Is “this priest” your pastor or a substitue priest? Some of our elderly priests who substitute for us are sometimes forgetful or for whatever reason do not always do things they way they are supposed to. They also assist in other parishes so for the most part they do try to do things the way we do them in our parish. However, sometimes it can be very difficult and uncomfortable when trying to be respectful of the celebrant when he is not doing things properly. It is not always the fault of the EMHC or the altar server who is engaging in an abuse.

Thank You for this. I am in England.

The Priest is the pastor, but I have never seen him assist the Deacon in Purification.

It isn’t necessary for the priest to assist the deacon at the purification. When the Church says that the deacon may do the purification, that’s not the same thing as saying the priest must do it along with the deacon. It’s perfectly acceptable for the deacon to do the purification “alone” (assisted by others who might hand him the water, etc.).

The indult allowing the E.X. H.C.'s to purify has expired in the U.S.A. Not aware of the rest of the World.

However, such an indult has probably expired. Pope John Paul II had granted the US an indult to allow EMHCs to purify; however, one of the first things that Pope Benedict XVI did was to rescind the indult. Thus, if one were to have existed, it probablly met the same fate as the one in the US, which is not a bad thing.
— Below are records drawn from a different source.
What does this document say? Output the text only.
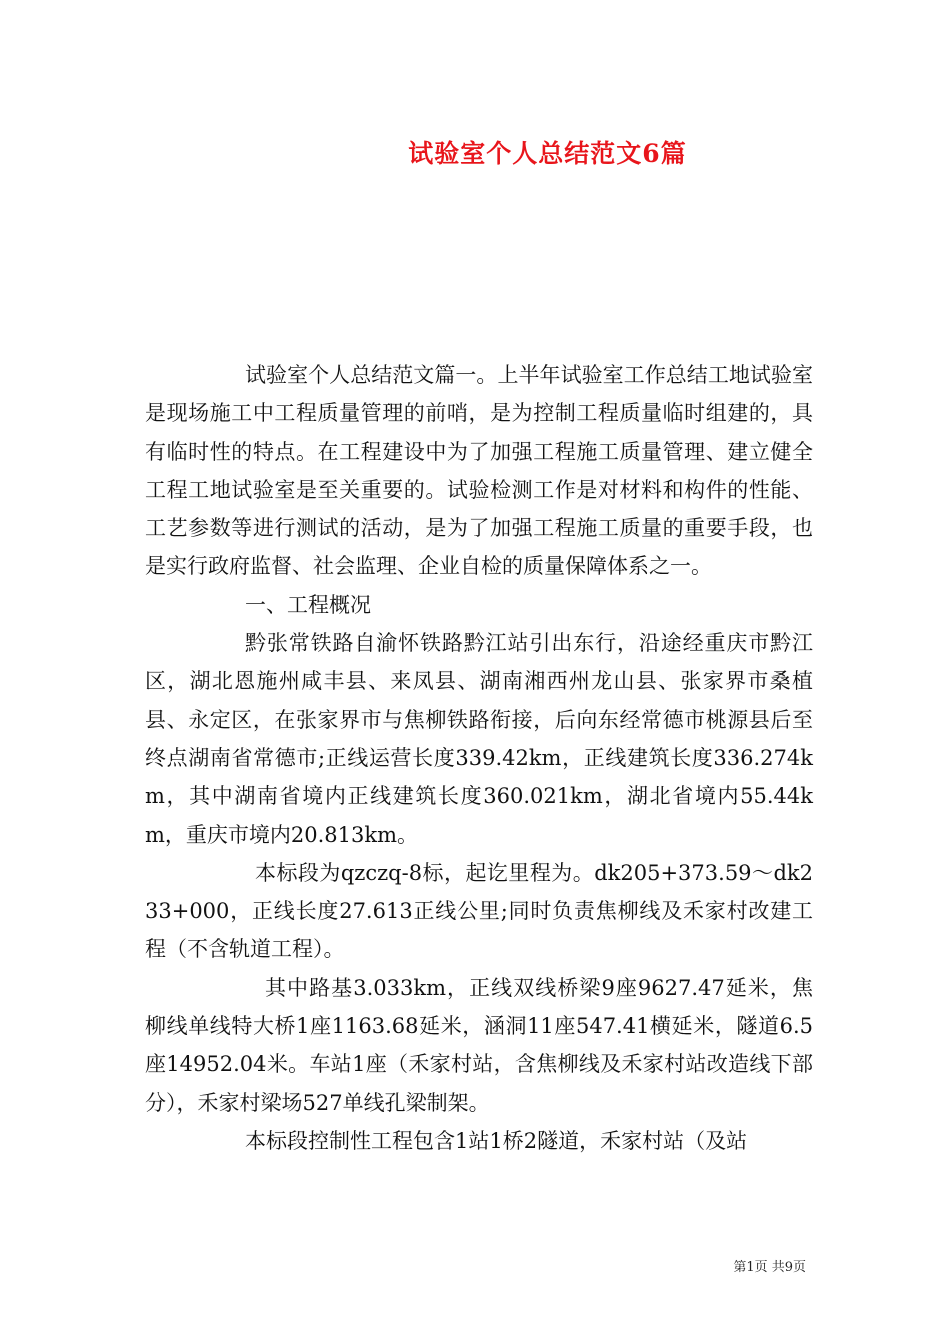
试验室个人总结范文6篇

试验室个人总结范文篇一。上半年试验室工作总结工地试验室是现场施工中工程质量管理的前哨，是为控制工程质量临时组建的，具有临时性的特点。在工程建设中为了加强工程施工质量管理、建立健全工程工地试验室是至关重要的。试验检测工作是对材料和构件的性能、工艺参数等进行测试的活动，是为了加强工程施工质量的重要手段，也是实行政府监督、社会监理、企业自检的质量保障体系之一。

一、工程概况

黔张常铁路自渝怀铁路黔江站引出东行，沿途经重庆市黔江区，湖北恩施州咸丰县、来凤县、湖南湘西州龙山县、张家界市桑植县、永定区，在张家界市与焦柳铁路衔接，后向东经常德市桃源县后至终点湖南省常德市;正线运营长度339.42km，正线建筑长度336.274km，其中湖南省境内正线建筑长度360.021km，湖北省境内55.44km，重庆市境内20.813km。

本标段为qzczq-8标，起讫里程为。dk205+373.59～dk233+000，正线长度27.613正线公里;同时负责焦柳线及禾家村改建工程（不含轨道工程）。

其中路基3.033km，正线双线桥梁9座9627.47延米，焦柳线单线特大桥1座1163.68延米，涵洞11座547.41横延米，隧道6.5座14952.04米。车站1座（禾家村站，含焦柳线及禾家村站改造线下部分），禾家村梁场527单线孔梁制架。

本标段控制性工程包含1站1桥2隧道，禾家村站（及站

第1页 共9页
About 2 years ago, in a meeting of all EMCH and the priest in charge of them, I advised all that the indult had expired. I even had the paperwork from the USCCB & our bishop that indeed it did expire. The priest shot me down saying, we should respect our bishop above all. I could never understand that this priest said this but could not see what the bishop was stating on the diocese website. No one, NOT ONE EMHC wanted to see the letters!:mad:

The lay are still purifying the vessels. And last Sunday we had a visiting priest, who after communion just sit down and a server who is also a MC reposed the Eucharist to the Tabernacle and purified the vessels upon the altar.
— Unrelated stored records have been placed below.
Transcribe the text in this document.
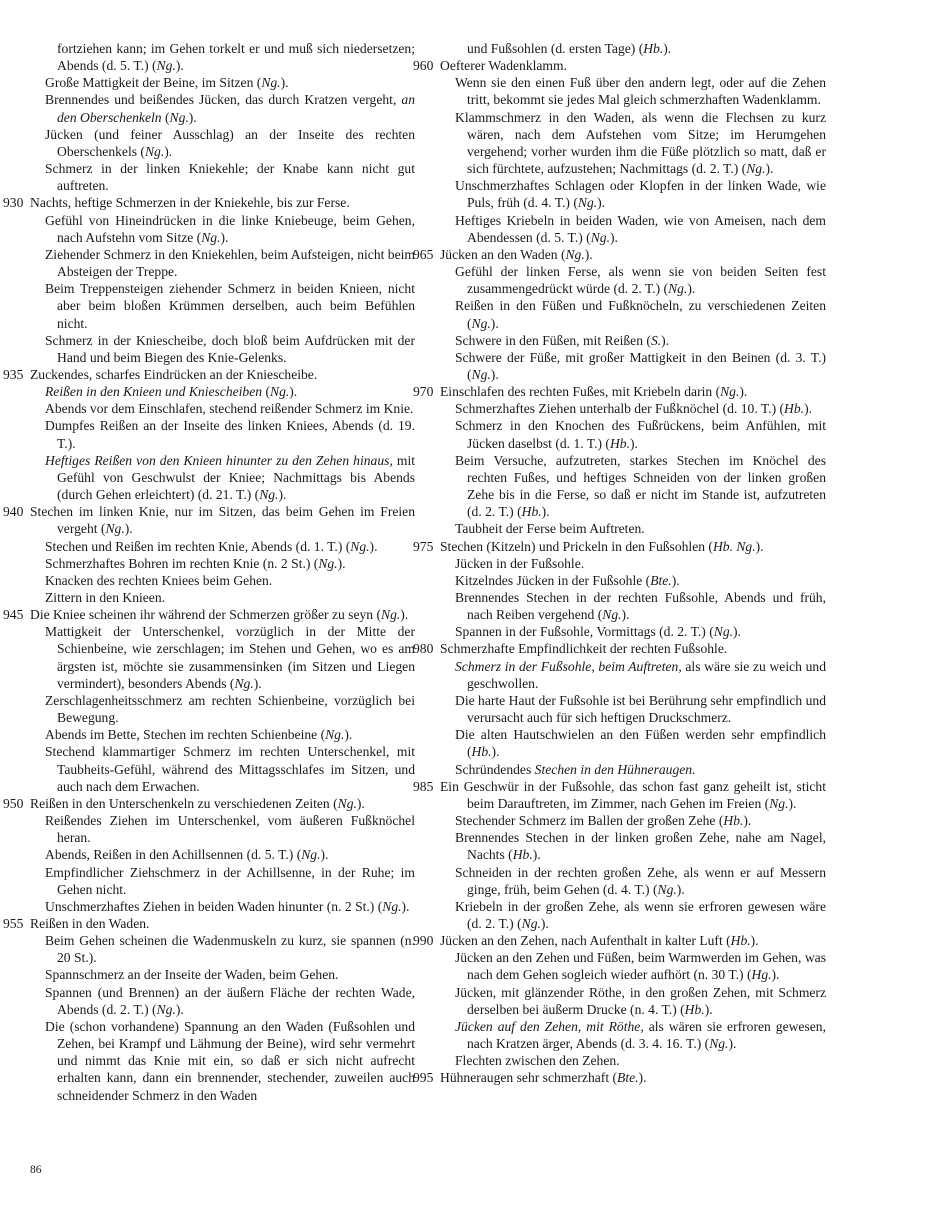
fortziehen kann; im Gehen torkelt er und muß sich niedersetzen; Abends (d. 5. T.) (Ng.).

Große Mattigkeit der Beine, im Sitzen (Ng.).

Brennendes und beißendes Jücken, das durch Kratzen vergeht, an den Oberschenkeln (Ng.).

Jücken (und feiner Ausschlag) an der Inseite des rechten Oberschenkels (Ng.).

Schmerz in der linken Kniekehle; der Knabe kann nicht gut auftreten.

930Nachts, heftige Schmerzen in der Kniekehle, bis zur Ferse.

Gefühl von Hineindrücken in die linke Kniebeuge, beim Gehen, nach Aufstehn vom Sitze (Ng.).

Ziehender Schmerz in den Kniekehlen, beim Aufsteigen, nicht beim Absteigen der Treppe.

Beim Treppensteigen ziehender Schmerz in beiden Knieen, nicht aber beim bloßen Krümmen derselben, auch beim Befühlen nicht.

Schmerz in der Kniescheibe, doch bloß beim Aufdrücken mit der Hand und beim Biegen des Knie-Gelenks.

935Zuckendes, scharfes Eindrücken an der Kniescheibe.

Reißen in den Knieen und Kniescheiben (Ng.).

Abends vor dem Einschlafen, stechend reißender Schmerz im Knie.

Dumpfes Reißen an der Inseite des linken Kniees, Abends (d. 19. T.).

Heftiges Reißen von den Knieen hinunter zu den Zehen hinaus, mit Gefühl von Geschwulst der Kniee; Nachmittags bis Abends (durch Gehen erleichtert) (d. 21. T.) (Ng.).

940Stechen im linken Knie, nur im Sitzen, das beim Gehen im Freien vergeht (Ng.).

Stechen und Reißen im rechten Knie, Abends (d. 1. T.) (Ng.).

Schmerzhaftes Bohren im rechten Knie (n. 2 St.) (Ng.).

Knacken des rechten Kniees beim Gehen.

Zittern in den Knieen.

945Die Kniee scheinen ihr während der Schmerzen größer zu seyn (Ng.).

Mattigkeit der Unterschenkel, vorzüglich in der Mitte der Schienbeine, wie zerschlagen; im Stehen und Gehen, wo es am ärgsten ist, möchte sie zusammensinken (im Sitzen und Liegen vermindert), besonders Abends (Ng.).

Zerschlagenheitsschmerz am rechten Schienbeine, vorzüglich bei Bewegung.

Abends im Bette, Stechen im rechten Schienbeine (Ng.).

Stechend klammartiger Schmerz im rechten Unterschenkel, mit Taubheits-Gefühl, während des Mittagsschlafes im Sitzen, und auch nach dem Erwachen.

950Reißen in den Unterschenkeln zu verschiedenen Zeiten (Ng.).

Reißendes Ziehen im Unterschenkel, vom äußeren Fußknöchel heran.

Abends, Reißen in den Achillsennen (d. 5. T.) (Ng.).

Empfindlicher Ziehschmerz in der Achillsenne, in der Ruhe; im Gehen nicht.

Unschmerzhaftes Ziehen in beiden Waden hinunter (n. 2 St.) (Ng.).

955Reißen in den Waden.

Beim Gehen scheinen die Wadenmuskeln zu kurz, sie spannen (n. 20 St.).

Spannschmerz an der Inseite der Waden, beim Gehen.

Spannen (und Brennen) an der äußern Fläche der rechten Wade, Abends (d. 2. T.) (Ng.).

Die (schon vorhandene) Spannung an den Waden (Fußsohlen und Zehen, bei Krampf und Lähmung der Beine), wird sehr vermehrt und nimmt das Knie mit ein, so daß er sich nicht aufrecht erhalten kann, dann ein brennender, stechender, zuweilen auch schneidender Schmerz in den Waden

und Fußsohlen (d. ersten Tage) (Hb.).

960Oefterer Wadenklamm.

Wenn sie den einen Fuß über den andern legt, oder auf die Zehen tritt, bekommt sie jedes Mal gleich schmerzhaften Wadenklamm.

Klammschmerz in den Waden, als wenn die Flechsen zu kurz wären, nach dem Aufstehen vom Sitze; im Herumgehen vergehend; vorher wurden ihm die Füße plötzlich so matt, daß er sich fürchtete, aufzustehen; Nachmittags (d. 2. T.) (Ng.).

Unschmerzhaftes Schlagen oder Klopfen in der linken Wade, wie Puls, früh (d. 4. T.) (Ng.).

Heftiges Kriebeln in beiden Waden, wie von Ameisen, nach dem Abendessen (d. 5. T.) (Ng.).

965Jücken an den Waden (Ng.).

Gefühl der linken Ferse, als wenn sie von beiden Seiten fest zusammengedrückt würde (d. 2. T.) (Ng.).

Reißen in den Füßen und Fußknöcheln, zu verschiedenen Zeiten (Ng.).

Schwere in den Füßen, mit Reißen (S.).

Schwere der Füße, mit großer Mattigkeit in den Beinen (d. 3. T.) (Ng.).

970Einschlafen des rechten Fußes, mit Kriebeln darin (Ng.).

Schmerzhaftes Ziehen unterhalb der Fußknöchel (d. 10. T.) (Hb.).

Schmerz in den Knochen des Fußrückens, beim Anfühlen, mit Jücken daselbst (d. 1. T.) (Hb.).

Beim Versuche, aufzutreten, starkes Stechen im Knöchel des rechten Fußes, und heftiges Schneiden von der linken großen Zehe bis in die Ferse, so daß er nicht im Stande ist, aufzutreten (d. 2. T.) (Hb.).

Taubheit der Ferse beim Auftreten.

975Stechen (Kitzeln) und Prickeln in den Fußsohlen (Hb. Ng.).

Jücken in der Fußsohle.

Kitzelndes Jücken in der Fußsohle (Bte.).

Brennendes Stechen in der rechten Fußsohle, Abends und früh, nach Reiben vergehend (Ng.).

Spannen in der Fußsohle, Vormittags (d. 2. T.) (Ng.).

980Schmerzhafte Empfindlichkeit der rechten Fußsohle.

Schmerz in der Fußsohle, beim Auftreten, als wäre sie zu weich und geschwollen.

Die harte Haut der Fußsohle ist bei Berührung sehr empfindlich und verursacht auch für sich heftigen Druckschmerz.

Die alten Hautschwielen an den Füßen werden sehr empfindlich (Hb.).

Schründendes Stechen in den Hühneraugen.

985Ein Geschwür in der Fußsohle, das schon fast ganz geheilt ist, sticht beim Darauftreten, im Zimmer, nach Gehen im Freien (Ng.).

Stechender Schmerz im Ballen der großen Zehe (Hb.).

Brennendes Stechen in der linken großen Zehe, nahe am Nagel, Nachts (Hb.).

Schneiden in der rechten großen Zehe, als wenn er auf Messern ginge, früh, beim Gehen (d. 4. T.) (Ng.).

Kriebeln in der großen Zehe, als wenn sie erfroren gewesen wäre (d. 2. T.) (Ng.).

990Jücken an den Zehen, nach Aufenthalt in kalter Luft (Hb.).

Jücken an den Zehen und Füßen, beim Warmwerden im Gehen, was nach dem Gehen sogleich wieder aufhört (n. 30 T.) (Hg.).

Jücken, mit glänzender Röthe, in den großen Zehen, mit Schmerz derselben bei äußerm Drucke (n. 4. T.) (Hb.).

Jücken auf den Zehen, mit Röthe, als wären sie erfroren gewesen, nach Kratzen ärger, Abends (d. 3. 4. 16. T.) (Ng.).

Flechten zwischen den Zehen.

995Hühneraugen sehr schmerzhaft (Bte.).

86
After a while all I could do was just shut up & I left.

OH! Just remembered, a few days later the the statement on the diocese website had an addtion to the bishops letter that I did take very personally…“There should be no liturgy police from the laity”:shrug:

A letter to Rome should probably be in order, along with a print-out from the diocesan web-page where this statement appears. The CDWDS sees things quite differently, according to Redemptionis Sacramentum.

Yes BG, I know that, but I am now the outcast because of other things I have said concerning other abuses. I know that another priest (now gone) accused me of criticizing him in a confessional. It’s a bit of a long story. Anyway, I was confessing that I lost my temper in another Mass by a visiting priest and had left that Mass in anger over a VERY serious abuse. The priest I confessed to, upon leaving the parish had a large going away party and that is when he publicly said I criticized him. The bishop was also there and I felt there was something wrong because of the way the bishop had treated me upon greeting him early on.

I did all in my power to talk with this priest and apologize for the miss-understanding, but he had already done the damage by speaking of something I had confessed to him.:blush:
I even went to another priest and confessed that I had been accused of this sin & confessed it as such.:blush:

I’m sorry BG, but I’m not in a position to do so at this time.
Thank you

There is a danger in interpreting regulations too liberally that we throw the baby out with the bathwater. What harm is there with an EMHC purifying the chalices? An instituted acolyte may expose the Blessed Sacrament but not give Benedicition. But what harm is there if they do so? Where do we stop? Regulations are in place for a purpose. The general instruction of the Roman Missal makes it clear that purifying the sacred vessels is restricted to priests, deacons and instituted acolytes. It is clearly obvious that the Pope wishes this restriction to remain. So where is the problem? Our faith is not a selection of optional components which we may choose at will. Same with such regulations as above. Disobedience of such norms leads to a general disrespect of things greater. If we obey the smaller things, it becomes easier to obey the bigger things.